« Que celui qui est sans péché… » Chap 8, 7-9
• Jésus se réfère lui aussi à la loi : en effet, l’expression « jeter la pierre en premier » est tirée du Dt. 17, 7 : « … Que ce soient les témoins qui jettent la pierre en premier, et ensuite tout le peuple ».
• Jésus troque le mot ‘témoin’ pour le mot ‘innocent’ (sans péché). Ceci est d’une conséquence importante, car il ôte du même coup à tout homme le droit de juger. Personne n’a le droit de juger ni de sévir, car tous sont pécheurs.
• Se pose, alors, un problème important pour la vie sociale : un tel principe anéantirait toute morale judiciaire : aucun juge ne serait jamais en droit de punir ni même aucun parent avec ses enfants.
•Quand il y a une aporie (contradiction, impasse) dans l’Evangile, c’est qu’il y a une autre raison, une autre intention dans la pensée de Jésus.
En effet, que vient-il faire ? En empêchant toute lapidation, il suspend en fait la loi de Moïse, au profit de la miséricorde.

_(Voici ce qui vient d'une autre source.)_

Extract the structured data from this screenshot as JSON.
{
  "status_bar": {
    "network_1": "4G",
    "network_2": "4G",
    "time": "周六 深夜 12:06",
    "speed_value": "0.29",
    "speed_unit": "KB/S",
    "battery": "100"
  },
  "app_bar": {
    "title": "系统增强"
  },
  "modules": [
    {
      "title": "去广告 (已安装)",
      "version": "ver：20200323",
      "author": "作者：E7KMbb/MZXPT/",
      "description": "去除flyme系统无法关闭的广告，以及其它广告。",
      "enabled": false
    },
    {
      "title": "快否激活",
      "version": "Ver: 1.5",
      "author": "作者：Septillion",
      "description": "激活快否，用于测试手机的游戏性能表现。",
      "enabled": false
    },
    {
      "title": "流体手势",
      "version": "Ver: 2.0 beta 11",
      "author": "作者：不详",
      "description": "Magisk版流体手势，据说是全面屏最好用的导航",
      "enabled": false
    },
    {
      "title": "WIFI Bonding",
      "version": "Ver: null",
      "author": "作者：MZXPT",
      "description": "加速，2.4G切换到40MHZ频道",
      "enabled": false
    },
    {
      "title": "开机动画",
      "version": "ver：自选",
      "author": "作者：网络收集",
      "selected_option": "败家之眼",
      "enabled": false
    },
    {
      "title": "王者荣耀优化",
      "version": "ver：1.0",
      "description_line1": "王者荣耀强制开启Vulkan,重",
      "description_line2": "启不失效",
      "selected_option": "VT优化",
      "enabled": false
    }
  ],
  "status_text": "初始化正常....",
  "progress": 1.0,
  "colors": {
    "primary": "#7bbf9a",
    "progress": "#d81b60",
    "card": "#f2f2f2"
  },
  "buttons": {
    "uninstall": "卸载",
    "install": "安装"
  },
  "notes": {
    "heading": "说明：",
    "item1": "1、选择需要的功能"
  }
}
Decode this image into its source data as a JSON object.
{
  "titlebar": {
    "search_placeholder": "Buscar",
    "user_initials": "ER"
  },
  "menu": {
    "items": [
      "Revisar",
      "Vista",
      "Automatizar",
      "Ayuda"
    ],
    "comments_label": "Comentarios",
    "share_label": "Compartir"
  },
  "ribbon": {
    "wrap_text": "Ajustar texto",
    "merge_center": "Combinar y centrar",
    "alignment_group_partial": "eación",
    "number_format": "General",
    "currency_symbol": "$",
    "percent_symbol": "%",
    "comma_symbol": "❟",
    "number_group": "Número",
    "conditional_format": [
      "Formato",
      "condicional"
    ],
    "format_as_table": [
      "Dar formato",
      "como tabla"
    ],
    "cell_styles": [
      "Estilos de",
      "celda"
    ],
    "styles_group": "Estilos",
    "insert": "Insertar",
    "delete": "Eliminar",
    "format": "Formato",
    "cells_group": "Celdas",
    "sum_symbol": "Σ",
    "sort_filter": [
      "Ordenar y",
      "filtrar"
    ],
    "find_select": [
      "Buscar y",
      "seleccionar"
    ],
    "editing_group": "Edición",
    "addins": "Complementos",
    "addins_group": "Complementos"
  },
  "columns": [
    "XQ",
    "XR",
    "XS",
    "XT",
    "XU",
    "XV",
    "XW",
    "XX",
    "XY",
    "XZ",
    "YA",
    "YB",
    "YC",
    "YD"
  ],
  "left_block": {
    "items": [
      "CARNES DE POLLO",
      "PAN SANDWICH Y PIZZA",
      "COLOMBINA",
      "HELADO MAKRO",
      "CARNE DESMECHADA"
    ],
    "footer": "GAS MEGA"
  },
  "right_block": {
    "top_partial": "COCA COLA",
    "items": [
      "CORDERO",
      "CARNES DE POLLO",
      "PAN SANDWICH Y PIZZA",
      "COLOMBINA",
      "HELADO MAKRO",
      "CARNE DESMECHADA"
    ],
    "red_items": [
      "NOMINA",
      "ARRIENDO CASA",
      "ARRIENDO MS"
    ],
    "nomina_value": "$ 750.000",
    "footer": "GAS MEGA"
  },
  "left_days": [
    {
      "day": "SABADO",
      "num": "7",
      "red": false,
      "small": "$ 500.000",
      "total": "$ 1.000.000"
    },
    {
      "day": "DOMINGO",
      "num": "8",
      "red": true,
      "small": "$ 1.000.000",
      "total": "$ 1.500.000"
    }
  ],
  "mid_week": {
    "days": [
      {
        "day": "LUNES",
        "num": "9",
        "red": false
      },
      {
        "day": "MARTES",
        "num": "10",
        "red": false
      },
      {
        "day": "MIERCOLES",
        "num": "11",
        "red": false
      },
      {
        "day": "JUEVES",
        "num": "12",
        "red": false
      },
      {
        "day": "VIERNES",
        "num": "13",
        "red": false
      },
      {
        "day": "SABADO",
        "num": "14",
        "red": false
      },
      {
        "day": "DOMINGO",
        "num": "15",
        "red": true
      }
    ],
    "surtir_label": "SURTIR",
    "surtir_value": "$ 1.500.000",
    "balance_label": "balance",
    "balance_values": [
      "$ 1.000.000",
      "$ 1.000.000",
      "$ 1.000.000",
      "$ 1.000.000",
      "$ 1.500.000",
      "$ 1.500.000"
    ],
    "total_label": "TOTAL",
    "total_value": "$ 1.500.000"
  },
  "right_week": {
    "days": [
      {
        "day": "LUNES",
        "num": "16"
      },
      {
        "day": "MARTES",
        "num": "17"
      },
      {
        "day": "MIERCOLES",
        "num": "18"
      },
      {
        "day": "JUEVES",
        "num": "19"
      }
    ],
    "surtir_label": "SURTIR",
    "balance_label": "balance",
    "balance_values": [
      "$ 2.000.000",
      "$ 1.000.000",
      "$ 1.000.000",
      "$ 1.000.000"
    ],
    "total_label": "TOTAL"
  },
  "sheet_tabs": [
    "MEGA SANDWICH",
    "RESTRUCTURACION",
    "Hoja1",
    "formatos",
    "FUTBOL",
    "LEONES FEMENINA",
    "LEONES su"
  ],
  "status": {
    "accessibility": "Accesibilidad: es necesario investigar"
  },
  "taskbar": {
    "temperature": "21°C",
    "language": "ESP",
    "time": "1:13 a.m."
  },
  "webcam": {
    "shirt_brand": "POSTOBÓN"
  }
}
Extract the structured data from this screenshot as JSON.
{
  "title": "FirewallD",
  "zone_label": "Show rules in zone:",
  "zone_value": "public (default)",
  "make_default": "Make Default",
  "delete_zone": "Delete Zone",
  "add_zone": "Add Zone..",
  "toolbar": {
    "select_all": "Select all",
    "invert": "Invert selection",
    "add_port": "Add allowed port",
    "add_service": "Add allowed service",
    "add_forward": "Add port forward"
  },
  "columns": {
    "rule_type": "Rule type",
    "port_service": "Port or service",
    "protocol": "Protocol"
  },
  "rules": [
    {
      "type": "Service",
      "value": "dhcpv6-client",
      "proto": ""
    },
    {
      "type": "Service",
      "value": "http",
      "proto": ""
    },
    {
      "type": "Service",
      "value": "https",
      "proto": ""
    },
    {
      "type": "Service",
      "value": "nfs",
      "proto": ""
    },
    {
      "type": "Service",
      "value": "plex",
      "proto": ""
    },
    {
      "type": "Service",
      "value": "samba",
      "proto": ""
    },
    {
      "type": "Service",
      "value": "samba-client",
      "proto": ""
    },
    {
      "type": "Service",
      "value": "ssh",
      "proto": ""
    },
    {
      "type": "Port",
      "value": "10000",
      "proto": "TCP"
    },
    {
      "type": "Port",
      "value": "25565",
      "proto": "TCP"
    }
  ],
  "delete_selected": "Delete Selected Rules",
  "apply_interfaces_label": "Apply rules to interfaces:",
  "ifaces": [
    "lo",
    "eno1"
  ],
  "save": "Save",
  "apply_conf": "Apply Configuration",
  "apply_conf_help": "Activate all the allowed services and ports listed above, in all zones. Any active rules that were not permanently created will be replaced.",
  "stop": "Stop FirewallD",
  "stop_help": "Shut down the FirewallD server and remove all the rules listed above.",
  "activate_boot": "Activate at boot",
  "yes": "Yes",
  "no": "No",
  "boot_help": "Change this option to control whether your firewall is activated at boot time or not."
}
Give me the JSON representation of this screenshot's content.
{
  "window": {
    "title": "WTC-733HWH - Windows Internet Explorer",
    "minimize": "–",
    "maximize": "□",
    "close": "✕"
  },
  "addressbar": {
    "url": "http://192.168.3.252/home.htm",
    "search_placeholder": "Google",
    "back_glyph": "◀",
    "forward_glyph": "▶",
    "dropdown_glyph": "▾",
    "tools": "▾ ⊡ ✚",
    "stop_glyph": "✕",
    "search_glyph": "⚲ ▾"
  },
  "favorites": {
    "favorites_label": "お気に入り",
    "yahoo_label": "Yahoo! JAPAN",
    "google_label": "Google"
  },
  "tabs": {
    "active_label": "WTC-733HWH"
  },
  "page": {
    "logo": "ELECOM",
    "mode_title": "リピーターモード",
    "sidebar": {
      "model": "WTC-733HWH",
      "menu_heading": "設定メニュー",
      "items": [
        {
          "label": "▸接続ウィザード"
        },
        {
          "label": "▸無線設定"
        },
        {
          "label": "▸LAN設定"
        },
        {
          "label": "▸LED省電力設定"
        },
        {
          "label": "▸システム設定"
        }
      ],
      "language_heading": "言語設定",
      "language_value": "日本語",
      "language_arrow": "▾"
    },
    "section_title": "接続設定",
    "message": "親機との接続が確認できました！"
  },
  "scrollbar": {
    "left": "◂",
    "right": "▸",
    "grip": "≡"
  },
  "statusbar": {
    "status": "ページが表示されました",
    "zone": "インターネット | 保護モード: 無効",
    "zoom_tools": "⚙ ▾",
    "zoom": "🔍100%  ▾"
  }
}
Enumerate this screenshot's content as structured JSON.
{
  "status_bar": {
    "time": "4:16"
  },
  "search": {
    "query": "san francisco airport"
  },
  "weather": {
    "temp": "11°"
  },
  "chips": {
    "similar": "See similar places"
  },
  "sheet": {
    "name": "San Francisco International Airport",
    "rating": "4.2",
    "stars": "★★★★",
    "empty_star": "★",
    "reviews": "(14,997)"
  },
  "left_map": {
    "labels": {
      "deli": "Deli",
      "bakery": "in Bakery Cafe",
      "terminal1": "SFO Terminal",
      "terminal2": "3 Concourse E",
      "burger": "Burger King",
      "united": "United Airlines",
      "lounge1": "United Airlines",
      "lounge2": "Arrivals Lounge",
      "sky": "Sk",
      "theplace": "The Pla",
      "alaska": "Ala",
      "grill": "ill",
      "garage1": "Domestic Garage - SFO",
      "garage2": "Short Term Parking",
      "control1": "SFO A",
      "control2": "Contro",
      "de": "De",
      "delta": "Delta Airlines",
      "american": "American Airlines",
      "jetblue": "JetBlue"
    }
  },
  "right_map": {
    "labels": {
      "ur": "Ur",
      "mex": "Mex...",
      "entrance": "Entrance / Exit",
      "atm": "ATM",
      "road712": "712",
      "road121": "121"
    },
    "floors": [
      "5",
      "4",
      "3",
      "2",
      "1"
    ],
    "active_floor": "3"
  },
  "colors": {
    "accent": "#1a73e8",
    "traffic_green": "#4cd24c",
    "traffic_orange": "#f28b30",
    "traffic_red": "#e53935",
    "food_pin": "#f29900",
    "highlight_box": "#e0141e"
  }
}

Mais de quel droit ? Sinon du droit de celui qui s’arroge les pouvoirs de Dieu. Si bien que cette phrase étonnante et inquiétante, « que celui qui est sans péché » implique une déclaration d’identité divine, sonne comme une révélation christologique : « Je possède le même pouvoir que le Père, le maître de la loi ».
=> … quand il dira en 8, 46 : « Qui de vous me convaincra de péché ? »
=> … quand il a déclaré au début de son ministère qu’il était venu annoncer la ‘Bonne Nouvelle’
=> … quand, la veille de son arrestation, il pouvait dire dans sa prière : « Père, j’ai manifesté ton Nom aux hommes » 17, 6 (le nom dans la bible révèle la réalité profonde de la personne).
Quelle était cette « Bonne Nouvelle » ? Quel était ce visage non encore révélé de Dieu ? C’était toute la raison de l’Incarnation, à savoir :
Dieu, par la venue de son Fils, avait décidé, unilatéralement et gratuitement, d’accorder un délai de grâce, de suspendre le jugement, pour ne laisser voir que sa miséricorde.
Jésus n’est donc pas un prophète de plus… il est, sous forme humaine la MISERICORDE INCARNEE. Il est Dieu vu (au sens de visible) sous l’aspect de miséricorde.
Si un juge n’a pas à juger, si les parents n’ont pas à juger, ils ont à discerner. La différence est de taille : on ne juge pas l’homme, mais son acte. On laisse donc la porte ouverte pour une conversion possible.
« Moi non plus, je ne te condamne pas… Va et désormais ne pèche plus » Chap 8 10-11
Saint Augustin commente : « Restent deux personnages : la misère et la miséricorde. » La Miséricorde incarnée, Jésus, Dieu miséricordieux.
Ne nous trompons pas de personnage principal. Ici, c’est Dieu le Père ; c’est lui qui, en Jésus, fait miséricorde. Même chose que dans la parabole du ‘fils perdu et retrouvé’ ; ce n’est pas l’attitude du fils qui importe le plus, c’est celle du père !
Qu’est-ce que pardonner pour Dieu et pour Jésus ? C’est d’abord ne pas réduire la femme coupable à son péché ; c’est lui ouvrir de nouveau un avenir possible. « Par-donner », c’est « re-donner » une personne à elle-même. C’est refuser de figer et parier sur le vivant.
Mais Dieu, quoique miséricordieux, ne renonce pas à être Dieu, c’est à dire l’ennemi du péché. Aussi Jésus peut dire : « désormais, ne pèche plus ! »
« … personne, Seigneur ! » Remarquons pour terminer le titre divin que la femme décerne à Jésus. Seigneur, c’est à dire « Dieu ». Ce qui ne fait que confirmer la révélation christologique qui est au centre de ce récit de la « femme adultère ».